The head of the energy company that is seeking to become the first in the UK to start commercial fracking for gas has warned the government that its regulatory system risks “strangling” the nascent industry.
Francis Egan, chief executive of Cuadrilla, called on the government to relax operating rules that have forced the company to halt work several times after it unleashed earth tremors at its fracking site in northern England.
Fracking has revolutionised the US energy industry, and Cuadrilla is hoping to replicate this success in the UK, although it has encountered strong opposition from environmental protesters worried about pollution and earthquakes.
Since it began fracking tests on October 15 at its Little Plumpton site near Blackpool, Cuadrilla has caused 31 tremors, including three that were of sufficient magnitude under its operating rules to require the company to stop work.
Mr Egan said the government needed to move “within weeks” to relax the rules covering Cuadrilla or it may never discover if the UK’s shale gas resources are commercially viable.

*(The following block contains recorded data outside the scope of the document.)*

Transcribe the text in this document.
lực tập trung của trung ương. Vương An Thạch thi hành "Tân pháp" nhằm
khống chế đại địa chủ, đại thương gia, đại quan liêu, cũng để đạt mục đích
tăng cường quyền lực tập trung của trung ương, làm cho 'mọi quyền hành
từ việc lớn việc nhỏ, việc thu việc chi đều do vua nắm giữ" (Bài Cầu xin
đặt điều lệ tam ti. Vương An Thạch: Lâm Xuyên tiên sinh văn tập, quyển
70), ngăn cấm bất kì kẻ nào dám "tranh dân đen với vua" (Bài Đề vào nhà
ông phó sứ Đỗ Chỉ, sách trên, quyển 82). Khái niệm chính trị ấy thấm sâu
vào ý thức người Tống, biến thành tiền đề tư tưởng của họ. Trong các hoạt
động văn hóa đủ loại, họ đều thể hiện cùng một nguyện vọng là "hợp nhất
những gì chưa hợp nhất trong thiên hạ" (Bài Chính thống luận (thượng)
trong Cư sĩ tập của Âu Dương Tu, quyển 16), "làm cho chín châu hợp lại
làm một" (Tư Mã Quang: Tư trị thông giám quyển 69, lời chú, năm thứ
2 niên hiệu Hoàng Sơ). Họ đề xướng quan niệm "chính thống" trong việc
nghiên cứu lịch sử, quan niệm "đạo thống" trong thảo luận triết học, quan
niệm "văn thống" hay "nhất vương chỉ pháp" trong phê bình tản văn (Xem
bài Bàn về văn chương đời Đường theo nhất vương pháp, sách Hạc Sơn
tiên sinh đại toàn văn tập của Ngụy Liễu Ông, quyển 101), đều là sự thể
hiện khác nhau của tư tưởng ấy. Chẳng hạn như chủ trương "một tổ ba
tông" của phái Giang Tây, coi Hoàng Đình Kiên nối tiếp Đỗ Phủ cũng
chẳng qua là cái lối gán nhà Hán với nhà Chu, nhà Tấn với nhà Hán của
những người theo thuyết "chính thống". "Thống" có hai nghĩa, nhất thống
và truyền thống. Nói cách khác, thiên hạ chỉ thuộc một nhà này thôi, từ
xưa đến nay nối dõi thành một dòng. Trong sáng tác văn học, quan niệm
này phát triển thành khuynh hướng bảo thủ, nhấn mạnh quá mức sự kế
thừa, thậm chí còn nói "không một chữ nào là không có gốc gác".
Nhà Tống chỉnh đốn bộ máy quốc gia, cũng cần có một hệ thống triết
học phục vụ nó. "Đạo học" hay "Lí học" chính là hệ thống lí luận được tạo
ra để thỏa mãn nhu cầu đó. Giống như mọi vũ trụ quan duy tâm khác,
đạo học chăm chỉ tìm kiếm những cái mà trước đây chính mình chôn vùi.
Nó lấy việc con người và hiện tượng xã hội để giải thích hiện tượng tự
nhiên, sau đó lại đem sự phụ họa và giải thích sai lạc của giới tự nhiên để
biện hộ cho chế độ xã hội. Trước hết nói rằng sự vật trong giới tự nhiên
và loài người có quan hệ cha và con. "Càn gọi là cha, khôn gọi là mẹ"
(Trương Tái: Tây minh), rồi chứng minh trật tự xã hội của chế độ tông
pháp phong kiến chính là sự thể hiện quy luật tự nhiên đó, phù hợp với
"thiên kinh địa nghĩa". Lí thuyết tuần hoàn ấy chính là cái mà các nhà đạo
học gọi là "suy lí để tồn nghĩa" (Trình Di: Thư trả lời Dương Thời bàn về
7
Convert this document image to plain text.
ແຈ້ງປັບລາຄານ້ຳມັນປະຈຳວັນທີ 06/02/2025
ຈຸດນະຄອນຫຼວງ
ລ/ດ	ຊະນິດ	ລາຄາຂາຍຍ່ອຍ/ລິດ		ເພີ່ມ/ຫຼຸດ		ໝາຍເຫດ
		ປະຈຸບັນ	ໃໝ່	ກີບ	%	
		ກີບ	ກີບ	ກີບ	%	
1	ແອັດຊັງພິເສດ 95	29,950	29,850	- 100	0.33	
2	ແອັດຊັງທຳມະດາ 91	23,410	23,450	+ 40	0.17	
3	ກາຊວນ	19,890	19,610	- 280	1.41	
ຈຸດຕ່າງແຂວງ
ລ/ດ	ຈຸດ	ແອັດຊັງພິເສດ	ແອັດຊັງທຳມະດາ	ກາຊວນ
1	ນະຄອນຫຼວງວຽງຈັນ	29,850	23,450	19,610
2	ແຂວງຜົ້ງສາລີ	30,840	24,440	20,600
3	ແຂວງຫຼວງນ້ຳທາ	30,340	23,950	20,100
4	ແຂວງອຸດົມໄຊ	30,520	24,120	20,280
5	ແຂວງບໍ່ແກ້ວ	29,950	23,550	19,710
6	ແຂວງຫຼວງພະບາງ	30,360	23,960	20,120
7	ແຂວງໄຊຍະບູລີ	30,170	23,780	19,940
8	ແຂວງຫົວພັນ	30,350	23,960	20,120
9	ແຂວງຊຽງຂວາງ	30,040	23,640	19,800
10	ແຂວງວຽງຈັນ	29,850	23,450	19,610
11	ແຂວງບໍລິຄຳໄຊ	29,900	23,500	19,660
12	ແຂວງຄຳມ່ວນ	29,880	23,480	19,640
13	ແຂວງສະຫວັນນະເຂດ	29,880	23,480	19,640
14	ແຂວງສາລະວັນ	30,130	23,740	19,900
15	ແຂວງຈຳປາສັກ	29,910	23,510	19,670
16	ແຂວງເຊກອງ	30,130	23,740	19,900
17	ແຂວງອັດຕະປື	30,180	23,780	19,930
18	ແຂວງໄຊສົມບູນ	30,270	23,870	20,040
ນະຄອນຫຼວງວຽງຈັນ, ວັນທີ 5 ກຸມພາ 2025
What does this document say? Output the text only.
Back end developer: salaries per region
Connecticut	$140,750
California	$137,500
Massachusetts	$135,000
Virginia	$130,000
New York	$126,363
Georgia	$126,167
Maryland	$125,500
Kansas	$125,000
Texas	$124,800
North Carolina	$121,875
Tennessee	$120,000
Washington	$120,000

“It could be strangled before birth, this thing,” he told the Financial Times.
Hydraulic fracturing — or fracking — involves pumping water, sand and chemicals deep under the ground at high pressure to release gas from rock formations, often in wells that run horizontally rather than vertically.
Under Cuadrilla’s operating licence, the company has signed up to a so-called traffic light system devised by the government that requires it to stop work if activity above 0.5 on the Richter seismic scale — a level imperceptible to humans — is detected.
Over the past two weeks, three tremors measuring more than 0.5 have been recorded — the highest one being 1.1. These three constitute “red lights” that require a halt to operations.
Mr Egan said the government should allow Cuadrilla to maintain operations amid tremors measuring up to 2.0 on the Richter scale — a level he insisted would pose no risk of damage to the surrounding area.
Other countries including Canada and the US allow seismic activity well above 2.0, he added.